On July 25, luxury fashion pacesetter Michael Kors announced it has agreed to purchase footwear and accessories specialist Jimmy Choo for $1.2bn. The deal will see Jimmy Choo shareholders receiving 230 pence ($3) per share.
The announcement comes amid lackluster sales results at Michael Kors and a substantial dip in its share price. In May, the company announced it would be closing 125 retail outlets – 15 percent of its stores – amid disappointing sales forecasts.
The acquisition will provide Michael Kors with an opening into the fast-expanding luxury footwear and accessories market
Michael Kors’ decision to unite with Jimmy Choo could bring the company a new set of customers and, perhaps most importantly, the momentum behind the Jimmy Choo brand. Jimmy Choo is now 20 years old and, according to Michael Kors’ press announcement, represents an “empowered sense of glamour” and a “playfully daring spirit”.

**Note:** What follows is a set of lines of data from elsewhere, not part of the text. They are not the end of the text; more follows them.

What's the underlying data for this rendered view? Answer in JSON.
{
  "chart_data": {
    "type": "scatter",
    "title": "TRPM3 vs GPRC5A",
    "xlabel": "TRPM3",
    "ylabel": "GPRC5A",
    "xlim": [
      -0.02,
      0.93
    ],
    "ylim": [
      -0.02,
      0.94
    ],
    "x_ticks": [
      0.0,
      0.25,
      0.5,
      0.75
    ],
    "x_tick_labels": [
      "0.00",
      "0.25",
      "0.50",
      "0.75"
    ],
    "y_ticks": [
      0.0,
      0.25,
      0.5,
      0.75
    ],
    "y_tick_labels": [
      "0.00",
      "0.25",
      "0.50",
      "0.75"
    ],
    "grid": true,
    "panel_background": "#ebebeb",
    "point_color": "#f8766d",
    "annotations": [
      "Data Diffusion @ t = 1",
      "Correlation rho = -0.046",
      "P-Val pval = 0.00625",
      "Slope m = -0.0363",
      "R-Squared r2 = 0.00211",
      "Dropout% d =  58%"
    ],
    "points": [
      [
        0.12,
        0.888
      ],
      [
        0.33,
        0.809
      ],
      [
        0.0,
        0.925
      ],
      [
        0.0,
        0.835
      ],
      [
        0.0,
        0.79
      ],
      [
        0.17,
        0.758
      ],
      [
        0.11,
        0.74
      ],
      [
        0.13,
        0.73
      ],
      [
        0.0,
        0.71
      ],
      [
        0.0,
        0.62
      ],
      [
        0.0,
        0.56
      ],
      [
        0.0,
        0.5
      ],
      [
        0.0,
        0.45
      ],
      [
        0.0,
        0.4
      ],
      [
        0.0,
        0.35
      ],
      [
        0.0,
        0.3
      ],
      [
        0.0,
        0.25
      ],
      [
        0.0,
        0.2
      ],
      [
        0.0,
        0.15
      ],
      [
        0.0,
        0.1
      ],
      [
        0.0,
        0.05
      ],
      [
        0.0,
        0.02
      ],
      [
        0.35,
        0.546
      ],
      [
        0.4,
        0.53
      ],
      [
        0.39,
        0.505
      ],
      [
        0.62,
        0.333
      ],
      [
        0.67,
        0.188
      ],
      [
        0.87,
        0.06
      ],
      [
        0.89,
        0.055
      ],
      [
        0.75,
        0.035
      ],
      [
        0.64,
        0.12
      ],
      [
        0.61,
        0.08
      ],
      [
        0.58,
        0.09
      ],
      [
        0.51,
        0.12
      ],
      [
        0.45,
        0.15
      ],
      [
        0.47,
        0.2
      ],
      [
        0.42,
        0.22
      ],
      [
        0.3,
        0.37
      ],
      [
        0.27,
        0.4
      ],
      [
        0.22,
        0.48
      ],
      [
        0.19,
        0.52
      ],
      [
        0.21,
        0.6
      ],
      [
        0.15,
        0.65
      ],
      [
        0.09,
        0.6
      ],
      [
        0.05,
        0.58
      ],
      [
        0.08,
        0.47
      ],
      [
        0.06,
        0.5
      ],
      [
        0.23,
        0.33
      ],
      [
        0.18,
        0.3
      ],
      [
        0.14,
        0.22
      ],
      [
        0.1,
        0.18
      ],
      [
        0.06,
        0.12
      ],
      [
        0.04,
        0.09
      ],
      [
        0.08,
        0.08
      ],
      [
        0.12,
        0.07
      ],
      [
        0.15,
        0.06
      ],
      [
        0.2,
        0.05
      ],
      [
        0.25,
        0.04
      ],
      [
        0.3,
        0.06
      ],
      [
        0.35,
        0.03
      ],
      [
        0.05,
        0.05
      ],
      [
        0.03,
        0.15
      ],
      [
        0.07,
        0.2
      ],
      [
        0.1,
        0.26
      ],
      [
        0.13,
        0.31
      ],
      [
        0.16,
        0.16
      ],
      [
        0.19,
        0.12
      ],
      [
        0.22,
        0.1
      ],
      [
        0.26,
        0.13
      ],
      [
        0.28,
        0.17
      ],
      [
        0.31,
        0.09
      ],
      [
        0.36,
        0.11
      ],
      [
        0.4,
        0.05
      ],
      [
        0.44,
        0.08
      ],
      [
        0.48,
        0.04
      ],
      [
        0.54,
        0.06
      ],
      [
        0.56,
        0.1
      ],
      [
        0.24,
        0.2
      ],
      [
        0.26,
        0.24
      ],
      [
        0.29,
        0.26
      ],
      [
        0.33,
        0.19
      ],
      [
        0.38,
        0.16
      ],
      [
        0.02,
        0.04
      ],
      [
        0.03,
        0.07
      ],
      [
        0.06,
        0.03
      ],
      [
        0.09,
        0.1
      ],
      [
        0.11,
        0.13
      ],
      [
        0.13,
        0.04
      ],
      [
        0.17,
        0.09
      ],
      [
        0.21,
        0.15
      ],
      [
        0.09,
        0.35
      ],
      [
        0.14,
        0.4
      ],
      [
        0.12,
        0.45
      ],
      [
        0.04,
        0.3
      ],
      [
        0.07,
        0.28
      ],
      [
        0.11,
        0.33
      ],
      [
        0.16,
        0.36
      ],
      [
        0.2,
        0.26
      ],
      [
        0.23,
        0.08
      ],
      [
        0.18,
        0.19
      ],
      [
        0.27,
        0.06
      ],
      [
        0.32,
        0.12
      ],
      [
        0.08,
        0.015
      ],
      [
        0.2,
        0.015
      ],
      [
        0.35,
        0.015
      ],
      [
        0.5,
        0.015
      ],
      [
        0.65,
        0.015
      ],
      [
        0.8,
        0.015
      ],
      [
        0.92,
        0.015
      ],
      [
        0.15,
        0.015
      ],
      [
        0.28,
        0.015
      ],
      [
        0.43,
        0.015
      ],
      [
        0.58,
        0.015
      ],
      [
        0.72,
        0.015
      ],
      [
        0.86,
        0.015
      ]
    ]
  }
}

The acquisition hopes to tap into more than just this brand image: it is also expected to provide Michael Kors with an opening into the fast-expanding luxury footwear and accessories market. It could also provide an enhanced presence in international markets, with Asia being key focus for future growth.
The merger is expected to boost Jimmy Choo sales to $1bn, as well as create an as yet uncalculated quantity of “long-term operational synergies”, according to the press release.
CEO of Jimmy Choo Pierre Denis commented: “We are convinced that there is so much more that can be delivered in the years ahead… Our two companies share the same vision of style and trend leadership. Our luxury heritage is the foundation of Jimmy Choo and we will continue to bring our brand vision to consumers globally.”
The deal, which has been approved by both boards of directors, is scheduled to close in the final quarter of 2017. Before becoming official, however, it must be approved by Jimmy Choo shareholders, who make up 75 percent of share capital and therefore collectively have the final say.